Mercedes-Benz is getting back into the hydrogen fuel cell game.
The German auto giant announced at the just-convened Frankfurt International Motor Show that it would begin selling the GLC F-Cell in the U.S. by late 2019.
Mercedes, which calls the hybrid SUV “the world’s first electric vehicle with fuel-cell/battery powertrain,” said the new F-Cell will have an all-electric battery range of 30 miles and a total hybrid range of 271 miles.
The German company joins a host of vehicle manufacturers that, in anticipation of tougher future European emissions standards, are moving away from diesel and gasoline engines and toward alternative fuel machines.
Last week, BMW and Jaguar Land Rover announced plans to ramp up production of electric vehicles, joining Volvo, Volkswagen and Ford in the group of automakers that have said they are anticipating the end of internal combustion engine production.
More recent reports say that the government in China, the world’s fastest growing automotive market, plans to ban sales of all gasoline- and diesel-powered cars and trucks.
The new Mercedes vehicle will be fitted with a 4.4-kilogram hydrogen fuel storage tank paired with a 13.8-kilowatt-hour lithium-ion battery.
The two power sources will push an electric motor capable of 147 kilowatts of thrust, Mercedes said. The F-Cell will be able to go as far as 30 miles on battery power alone before tapping the stored hydrogen for greater range.
The vehicles will make the equivalent of 197 horsepower and 258 pound-feet of torque, Mercedes said, and run at an electronically limited top speed of 99 miles per hour. The electric battery will be able to receive a full charge in about 1.5 hours.
Driving modes will allow the operator to run the car on hydrogen only, battery only, or in hybrid mode — making it possible for the hydrogen side to recharge the battery side, among other things.
The battery can also be recharged like a traditional plug-in, connected to a home wall plug or a commercial charging station.
The GLC F-Cell joins a small collection of hydrogen fuel cell cars on U.S. roads, among them Toyota’s Mirai, Honda’s Clarity and Hyundai’s Tucson.
Those cars, along with a previous Mercedes-Benz fuel cell B-Class vehicle, were powered by hydrogen fuel cell alone, and did not include an on-board battery capable of electric-only range.
They are popular among a small but passionate population of drivers because they run silently, do not produce toxic emissions and can be refueled in three to five minutes, just like gasoline-powered cars.

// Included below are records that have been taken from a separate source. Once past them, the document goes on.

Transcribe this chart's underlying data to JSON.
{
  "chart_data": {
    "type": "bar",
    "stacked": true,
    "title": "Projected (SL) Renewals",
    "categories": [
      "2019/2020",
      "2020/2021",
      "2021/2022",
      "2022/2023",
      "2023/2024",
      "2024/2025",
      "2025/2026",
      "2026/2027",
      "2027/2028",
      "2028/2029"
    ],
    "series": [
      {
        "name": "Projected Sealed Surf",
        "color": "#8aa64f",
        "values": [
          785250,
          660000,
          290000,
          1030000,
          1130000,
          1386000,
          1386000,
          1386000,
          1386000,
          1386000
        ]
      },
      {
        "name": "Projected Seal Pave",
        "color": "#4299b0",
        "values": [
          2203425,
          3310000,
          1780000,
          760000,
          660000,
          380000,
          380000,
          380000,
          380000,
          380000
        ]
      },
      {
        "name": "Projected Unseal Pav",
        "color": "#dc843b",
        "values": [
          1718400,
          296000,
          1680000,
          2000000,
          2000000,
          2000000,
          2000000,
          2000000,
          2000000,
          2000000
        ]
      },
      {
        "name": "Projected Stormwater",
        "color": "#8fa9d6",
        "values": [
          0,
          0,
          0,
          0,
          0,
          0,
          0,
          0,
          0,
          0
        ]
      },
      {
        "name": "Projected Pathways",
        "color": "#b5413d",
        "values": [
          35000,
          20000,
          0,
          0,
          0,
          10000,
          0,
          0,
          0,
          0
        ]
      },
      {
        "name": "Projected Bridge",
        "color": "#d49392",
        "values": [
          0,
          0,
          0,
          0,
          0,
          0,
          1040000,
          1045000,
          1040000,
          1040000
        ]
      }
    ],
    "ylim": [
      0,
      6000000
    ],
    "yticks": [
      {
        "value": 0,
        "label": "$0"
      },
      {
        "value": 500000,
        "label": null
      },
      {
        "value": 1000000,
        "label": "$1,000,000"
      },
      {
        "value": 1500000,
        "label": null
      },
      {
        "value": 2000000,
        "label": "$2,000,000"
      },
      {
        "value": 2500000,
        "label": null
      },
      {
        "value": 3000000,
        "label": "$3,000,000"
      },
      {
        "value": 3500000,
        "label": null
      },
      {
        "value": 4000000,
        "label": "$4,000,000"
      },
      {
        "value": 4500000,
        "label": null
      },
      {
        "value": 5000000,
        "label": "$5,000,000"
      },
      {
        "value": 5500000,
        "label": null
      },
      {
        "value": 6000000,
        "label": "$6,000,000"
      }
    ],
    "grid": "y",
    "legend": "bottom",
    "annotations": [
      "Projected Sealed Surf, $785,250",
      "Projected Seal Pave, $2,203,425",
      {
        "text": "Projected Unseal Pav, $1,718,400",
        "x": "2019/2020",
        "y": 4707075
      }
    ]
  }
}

But sales and leases of those cars have been slow, in part because of the continued scarcity of hydrogen fueling stations.
Not all observers were applauding. Karl Brauer, senior analyst at Kelley Blue Book, while lauding Mercedes’ efforts to develop more alternative fuel vehicles, said the world still isn’t ready for widespread use of cars requiring hydrogen fuel.
“Hydrogen fuel cell cars are too expensive, and too limited in their functionality,” Brauer said. “They still can’t compete, largely because there aren’t enough stations.”
Mercedes did not provide information on pricing.